A team of scientists at the University of Bath in the U.K. has developed a carbon-based sensor for detecting lactic acid levels in saliva, thereby avoiding the need for an electrical power source.

Working jointly with industrial partner Integrated Graphene, the researchers developed a new type of chemosensor — for lactic acid sensing — that reportedly functions with electricity but without reference electrodes or battery power, thereby offering lower cost, improved shelf-life and ease of miniaturization when measured against enzyme-based sensors.

The Gii-Sens Electrode. Source: Integrated GrapheneThe Gii-Sens Electrode. Source: Integrated Graphene

The researchers explained that in the lab, the sensor successfully detected lactic acid — which is a by-product produced by the body when it metabolizes carbohydrates or glucose for fuel, for instance, during exercise. According to experts, high levels of lactic acid are associated with the increased risk of becoming unconscious or falling into a coma and major organ failure.

The team explained that their new sensor could potentially be used in remote locations without the need for electricity-powered sensing equipment, unlike current lactic acid measurements, which involve enzyme tests that rely on battery powered sensing equipment.

Instead, the new chemosensor measures lactic acid with a chemical method using a so-called graphene foam electrode surface.

Dubbed "graphene foam" by the researchers, Gii-Sens, which is the technology creating the foundation for the chemosensor, is an electrode manufactured by Integrated Graphene. Gii-Sens incorporates Gii, which is a pure and porous, 3D carbon nanostructure that avoids the use of unsustainable noble metals like gold.

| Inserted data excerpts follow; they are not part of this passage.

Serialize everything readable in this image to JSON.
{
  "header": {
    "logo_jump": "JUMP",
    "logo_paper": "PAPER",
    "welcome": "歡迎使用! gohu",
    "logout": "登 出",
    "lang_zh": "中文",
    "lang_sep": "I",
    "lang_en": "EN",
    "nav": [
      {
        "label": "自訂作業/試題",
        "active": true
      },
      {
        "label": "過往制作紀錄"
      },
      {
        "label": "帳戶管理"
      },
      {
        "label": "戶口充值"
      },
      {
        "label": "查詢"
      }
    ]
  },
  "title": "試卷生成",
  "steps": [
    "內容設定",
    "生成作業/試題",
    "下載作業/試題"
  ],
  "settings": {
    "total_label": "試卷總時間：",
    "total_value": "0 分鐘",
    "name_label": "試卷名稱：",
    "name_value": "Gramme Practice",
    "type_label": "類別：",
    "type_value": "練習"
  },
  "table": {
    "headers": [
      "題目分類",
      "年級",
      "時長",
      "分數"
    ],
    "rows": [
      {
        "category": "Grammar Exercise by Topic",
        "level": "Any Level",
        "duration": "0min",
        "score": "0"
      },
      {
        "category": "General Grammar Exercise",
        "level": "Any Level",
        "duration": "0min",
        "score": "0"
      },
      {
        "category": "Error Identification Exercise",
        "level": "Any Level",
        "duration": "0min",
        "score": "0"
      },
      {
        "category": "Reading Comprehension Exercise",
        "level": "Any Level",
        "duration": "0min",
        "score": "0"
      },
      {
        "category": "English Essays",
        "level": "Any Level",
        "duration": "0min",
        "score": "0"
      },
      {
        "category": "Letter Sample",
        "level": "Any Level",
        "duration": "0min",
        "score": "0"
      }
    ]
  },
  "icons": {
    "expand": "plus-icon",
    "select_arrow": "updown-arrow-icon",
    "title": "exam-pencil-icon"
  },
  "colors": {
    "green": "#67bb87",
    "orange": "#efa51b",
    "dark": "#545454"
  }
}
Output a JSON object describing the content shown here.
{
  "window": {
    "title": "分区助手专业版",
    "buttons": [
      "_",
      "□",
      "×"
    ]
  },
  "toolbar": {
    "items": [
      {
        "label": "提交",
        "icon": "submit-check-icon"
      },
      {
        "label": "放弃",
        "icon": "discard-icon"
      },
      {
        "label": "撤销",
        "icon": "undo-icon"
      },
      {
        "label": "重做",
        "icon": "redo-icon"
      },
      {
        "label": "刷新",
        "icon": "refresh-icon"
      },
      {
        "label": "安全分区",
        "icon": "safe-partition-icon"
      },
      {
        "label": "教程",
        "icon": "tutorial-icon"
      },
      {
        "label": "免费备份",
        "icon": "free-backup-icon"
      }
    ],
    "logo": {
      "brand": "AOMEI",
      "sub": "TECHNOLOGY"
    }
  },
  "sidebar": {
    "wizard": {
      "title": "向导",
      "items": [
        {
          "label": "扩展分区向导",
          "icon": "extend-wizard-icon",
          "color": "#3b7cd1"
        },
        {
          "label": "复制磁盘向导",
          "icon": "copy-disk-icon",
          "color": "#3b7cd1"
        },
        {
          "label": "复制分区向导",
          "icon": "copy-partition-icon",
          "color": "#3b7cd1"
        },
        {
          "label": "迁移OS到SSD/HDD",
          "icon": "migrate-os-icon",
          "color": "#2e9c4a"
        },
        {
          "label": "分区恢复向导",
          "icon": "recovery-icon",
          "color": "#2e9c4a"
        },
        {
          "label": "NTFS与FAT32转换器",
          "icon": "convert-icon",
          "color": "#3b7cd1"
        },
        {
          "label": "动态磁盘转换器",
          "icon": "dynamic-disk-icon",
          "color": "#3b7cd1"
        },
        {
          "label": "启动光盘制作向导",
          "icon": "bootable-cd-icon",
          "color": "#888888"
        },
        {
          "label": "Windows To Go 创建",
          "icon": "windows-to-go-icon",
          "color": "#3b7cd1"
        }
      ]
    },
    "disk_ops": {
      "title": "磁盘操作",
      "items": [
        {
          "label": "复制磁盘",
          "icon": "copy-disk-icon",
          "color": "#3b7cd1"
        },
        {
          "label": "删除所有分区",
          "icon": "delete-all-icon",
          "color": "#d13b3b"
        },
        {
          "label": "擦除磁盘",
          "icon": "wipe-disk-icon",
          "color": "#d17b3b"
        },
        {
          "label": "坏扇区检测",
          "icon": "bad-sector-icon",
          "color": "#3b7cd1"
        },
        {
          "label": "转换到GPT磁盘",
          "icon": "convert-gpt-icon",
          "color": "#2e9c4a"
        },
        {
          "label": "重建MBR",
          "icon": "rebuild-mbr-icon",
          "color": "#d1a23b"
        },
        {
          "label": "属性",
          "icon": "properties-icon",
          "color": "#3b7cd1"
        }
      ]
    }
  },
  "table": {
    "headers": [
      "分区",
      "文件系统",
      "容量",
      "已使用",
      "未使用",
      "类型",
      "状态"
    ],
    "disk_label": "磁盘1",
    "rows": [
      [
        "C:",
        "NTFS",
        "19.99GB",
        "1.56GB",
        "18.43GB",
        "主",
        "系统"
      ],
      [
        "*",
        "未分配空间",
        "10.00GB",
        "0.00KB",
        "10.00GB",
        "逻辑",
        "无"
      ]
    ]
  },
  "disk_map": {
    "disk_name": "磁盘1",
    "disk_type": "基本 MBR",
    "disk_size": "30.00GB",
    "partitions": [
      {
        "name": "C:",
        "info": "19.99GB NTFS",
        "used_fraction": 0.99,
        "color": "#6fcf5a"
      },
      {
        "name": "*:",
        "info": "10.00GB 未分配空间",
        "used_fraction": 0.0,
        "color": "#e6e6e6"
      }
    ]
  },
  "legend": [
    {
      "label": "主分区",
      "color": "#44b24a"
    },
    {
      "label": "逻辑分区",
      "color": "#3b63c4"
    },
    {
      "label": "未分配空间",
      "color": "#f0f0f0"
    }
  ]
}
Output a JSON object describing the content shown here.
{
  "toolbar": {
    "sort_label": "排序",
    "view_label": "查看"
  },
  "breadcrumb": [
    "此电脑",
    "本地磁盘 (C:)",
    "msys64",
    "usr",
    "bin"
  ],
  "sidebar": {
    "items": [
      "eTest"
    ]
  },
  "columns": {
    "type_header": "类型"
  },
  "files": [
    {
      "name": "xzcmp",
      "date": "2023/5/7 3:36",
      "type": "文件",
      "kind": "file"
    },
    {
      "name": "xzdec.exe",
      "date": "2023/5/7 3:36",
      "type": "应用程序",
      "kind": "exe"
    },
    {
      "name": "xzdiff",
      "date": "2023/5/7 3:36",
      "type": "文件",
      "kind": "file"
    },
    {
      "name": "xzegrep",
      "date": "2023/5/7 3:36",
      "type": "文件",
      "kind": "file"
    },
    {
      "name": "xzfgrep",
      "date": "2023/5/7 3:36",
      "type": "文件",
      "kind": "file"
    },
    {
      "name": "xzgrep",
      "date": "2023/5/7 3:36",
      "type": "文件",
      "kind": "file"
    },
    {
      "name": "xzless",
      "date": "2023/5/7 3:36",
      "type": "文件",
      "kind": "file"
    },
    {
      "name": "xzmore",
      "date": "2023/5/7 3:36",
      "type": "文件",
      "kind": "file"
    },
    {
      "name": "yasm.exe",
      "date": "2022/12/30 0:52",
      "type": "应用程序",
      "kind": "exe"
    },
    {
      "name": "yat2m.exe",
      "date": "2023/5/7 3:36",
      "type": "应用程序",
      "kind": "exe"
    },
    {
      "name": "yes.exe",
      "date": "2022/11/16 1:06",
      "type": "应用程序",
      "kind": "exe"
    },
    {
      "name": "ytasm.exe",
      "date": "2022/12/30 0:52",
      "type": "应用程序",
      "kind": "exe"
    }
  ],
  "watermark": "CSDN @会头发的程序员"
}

When lactate binds to the sensor, it produces a change in the electrical signal (or quantum capacitance) of the carbon foam. The foam then detects low levels of lactic acid without consuming it by measuring changes in the electrical charging of Gii, thereby enabling the monitoring of changes in levels.

"Just as your contactless credit card doesn't need an external power source to work because the proximity of the card reader is enough to power it — in a similar way, this sensor could create a small, measurable electrical current when lactate binds to it. This sensor, using Gii-Sens technology, addresses some of the main limitations with non-wireless current lactic acid enzyme tests. It will allow for a more simply operated sensor — opening up the potential for more regular, less invasive and more reliable tracking of lactic acid, even during athlete performance," the researchers added.

An article detailing the technology, “Pyrene-Appended Boronic Acids on Graphene Foam Electrodes Provide Quantum Capacitance-Based Molecular Sensors for Lactate,” appears in the journal ACS Sensors.